Oxygen ion transport membrane elements are utilized to separate oxygen from an oxygen containing feed. Such elements are fabricated from ceramics that are capable of conducting oxygen ions at elevated temperature. Oxygen within the feed is ionized on a surface of the membrane designated as the cathode surface to form oxygen ions. The oxygen ions are conducted through the element to an opposite anode side where the oxygen ions recombine to form elemental oxygen. The electrons released from the ions during the formation of elemental oxygen are conducted to the cathode side of the membrane element to ionize the oxygen.
The oxygen ion transport is driven by an oxygen partial pressure differential between the cathode side and the anode side. This pressure differential is created or facilitated with the use of a reactive substance that reacts with permeated oxygen to consume the oxygen at the anode side and thereby to produce a decrease in oxygen partial pressure. The exact mechanism of such a reaction is unknown in that it is not known whether the oxygen ions recombine to form elemental oxygen which in turn reacts with the reactive substance or whether the reactive substance reacts with the oxygen ions.
In addition to facilitating oxygen ion transport the reaction of permeated oxygen with the reactive substance will function to at least contribute to the heating of the membrane to its operating temperature. Further, the reaction can have other purposes, for example, the reaction can oxidize the reactant substance to a desired product such as a synthesis gas. A yet further purpose for the reaction is that the heat liberated from the reaction, in addition to heating the membrane, can also act to heat a heat transfer fluid such as water within a boiler.

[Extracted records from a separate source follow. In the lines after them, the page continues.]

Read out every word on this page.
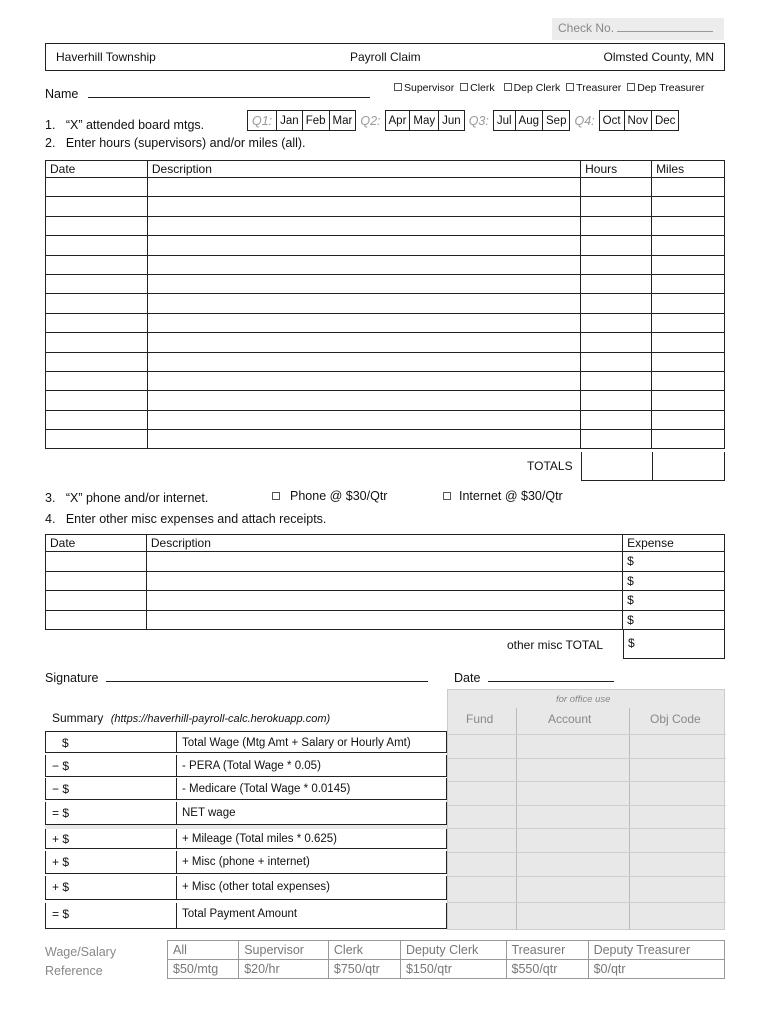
Check No.
Haverhill Township	Payroll Claim	Olmsted County, MN
Name	Supervisor Clerk Dep Clerk Treasurer Dep Treasurer
1.   “X” attended board mtgs.	Q1:	Jan	Feb	Mar	Q2:	Apr	May	Jun	Q3:	Jul	Aug	Sep	Q4:	Oct	Nov	Dec
2.   Enter hours (supervisors) and/or miles (all).
Date	Description	Hours	Miles

TOTALS
3.   “X” phone and/or internet.	Phone @ $30/Qtr	Internet @ $30/Qtr
4.   Enter other misc expenses and attach receipts.
Date	Description	Expense
		$
		$
		$
		$
other misc TOTAL	$
Signature	Date
for office use
Fund	Account	Obj Code
Summary (https://haverhill-payroll-calc.herokuapp.com)
$	Total Wage (Mtg Amt + Salary or Hourly Amt)
− $	- PERA (Total Wage * 0.05)
− $	- Medicare (Total Wage * 0.0145)
= $	NET wage
+ $	+ Mileage (Total miles * 0.625)
+ $	+ Misc (phone + internet)
+ $	+ Misc (other total expenses)
= $	Total Payment Amount
Wage/Salary
Reference
All	Supervisor	Clerk	Deputy Clerk	Treasurer	Deputy Treasurer
$50/mtg	$20/hr	$750/qtr	$150/qtr	$550/qtr	$0/qtr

The ceramic material forming the oxygen ion transport membrane element can be mixed conducting and therefore capable of transporting both oxygen ions and electrons. Additionally, the ceramic material can also be a dual phase of an ionic conductor and an electronic conductor to transport both oxygen ions and electrons. Triple phase mixtures of mixed conductors, ionic conductors and electronic conductors have been used for such purposes. Mixed conductors are typically formed from perovskites such as lanthanum strontium cobalt iron oxide and typical ionic conductors are yttria stabilized zirconia and gadolinium doped ceria.
As can well be appreciated, a desirable oxygen ion transport membrane element produces a maximum flux of oxygen. It is known that oxygen permeance increases proportionally with decreasing thickness. Hence, oxygen ion transport membrane elements are typically fabricated with a thin, gas tight dense layer. Such dense layers typically have a thickness of less than 0.5 mm and as such, are supported on structural porous supporting layers.
For instance, in U.S. Pat. No. 5,240,480, composite membrane structures are disclosed having a dense layer thickness of 10 microns supported by one or more porous supporting layers having pore diameters that are less than 20 micrometers. The theory behind such a membrane design is to minimize the bulk diffusion resistance through the dense layer by making it as thin as possible.
The problem with such conventional membrane architectures, as have been discussed above, is that such thin dense layers are fragile and the porous supports, by virtue of their porosity, are also fragile so that the resultant oxygen ion transport membrane element is not particularly durable in service.
As will be discussed, the present invention provides an oxygen separation and reaction method utilizing an oxygen ion transport membrane element that is more durable than prior art elements by virtue of the provision of a relatively thick dense layer that acts to structurally support the element.